HIKMA: Human-Inspired Knowledge by Machine Agents through a Multi-Agent Framework for Semi-Autonomous Scientific Conferences
This addresses the challenge of AI-enabled scholarship for researchers and publishers, but it is incremental as it focuses on supporting rather than replacing traditional methods.
The paper tackles the problem of integrating AI into academic publishing and presentation by designing and evaluating the HIKMA framework, which demonstrates how AI can support scholarly practices through a semi-autonomous conference as a proof of concept.
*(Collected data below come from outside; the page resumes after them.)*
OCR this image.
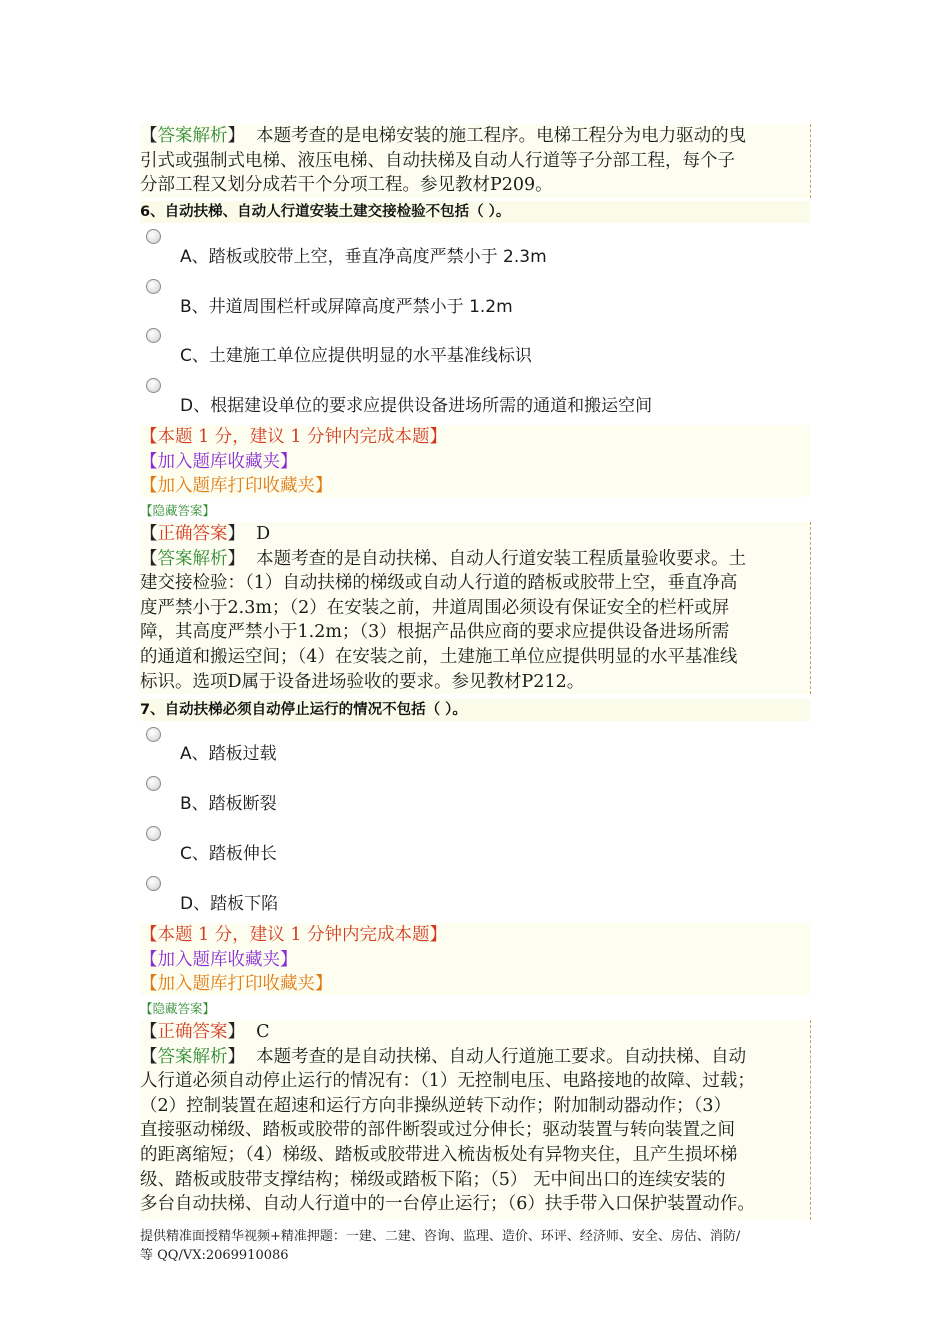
【答案解析】 本题考查的是电梯安装的施工程序。电梯工程分为电力驱动的曳
引式或强制式电梯、液压电梯、自动扶梯及自动人行道等子分部工程，每个子
分部工程又划分成若干个分项工程。参见教材P209。
6、自动扶梯、自动人行道安装土建交接检验不包括（ ）。
A、踏板或胶带上空，垂直净高度严禁小于 2.3m
B、井道周围栏杆或屏障高度严禁小于 1.2m
C、土建施工单位应提供明显的水平基准线标识
D、根据建设单位的要求应提供设备进场所需的通道和搬运空间
【本题 1 分，建议 1 分钟内完成本题】
【加入题库收藏夹】
【加入题库打印收藏夹】
【隐藏答案】
【正确答案】 D
【答案解析】 本题考查的是自动扶梯、自动人行道安装工程质量验收要求。土
建交接检验：（1）自动扶梯的梯级或自动人行道的踏板或胶带上空，垂直净高
度严禁小于2.3m；（2）在安装之前，井道周围必须设有保证安全的栏杆或屏
障，其高度严禁小于1.2m；（3）根据产品供应商的要求应提供设备进场所需
的通道和搬运空间；（4）在安装之前，土建施工单位应提供明显的水平基准线
标识。选项D属于设备进场验收的要求。参见教材P212。
7、自动扶梯必须自动停止运行的情况不包括（ ）。
A、踏板过载
B、踏板断裂
C、踏板伸长
D、踏板下陷
【本题 1 分，建议 1 分钟内完成本题】
【加入题库收藏夹】
【加入题库打印收藏夹】
【隐藏答案】
【正确答案】 C
【答案解析】 本题考查的是自动扶梯、自动人行道施工要求。自动扶梯、自动
人行道必须自动停止运行的情况有：（1）无控制电压、电路接地的故障、过载；
（2）控制装置在超速和运行方向非操纵逆转下动作；附加制动器动作；（3）
直接驱动梯级、踏板或胶带的部件断裂或过分伸长；驱动装置与转向装置之间
的距离缩短；（4）梯级、踏板或胶带进入梳齿板处有异物夹住，且产生损坏梯
级、踏板或肢带支撑结构；梯级或踏板下陷；（5） 无中间出口的连续安装的
多台自动扶梯、自动人行道中的一台停止运行；（6）扶手带入口保护装置动作。
提供精准面授精华视频+精准押题：一建、二建、咨询、监理、造价、环评、经济师、安全、房估、消防/
等 QQ/VX:2069910086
HIKMA Semi-Autonomous Conference is the first experiment in reimagining scholarly communication through an end-to-end integration of artificial intelligence into the academic publishing and presentation pipeline. This paper presents the design, implementation, and evaluation of the HIKMA framework, which includes AI dataset curation, AI-based manuscript generation, AI-assisted peer review, AI-driven revision, AI conference presentation, and AI archival dissemination. By combining language models, structured research workflows, and domain safeguards, HIKMA shows how AI can support - not replace traditional scholarly practices while maintaining intellectual property protection, transparency, and integrity. The conference functions as a testbed and proof of concept, providing insights into the opportunities and challenges of AI-enabled scholarship. It also examines questions about AI authorship, accountability, and the role of human-AI collaboration in research.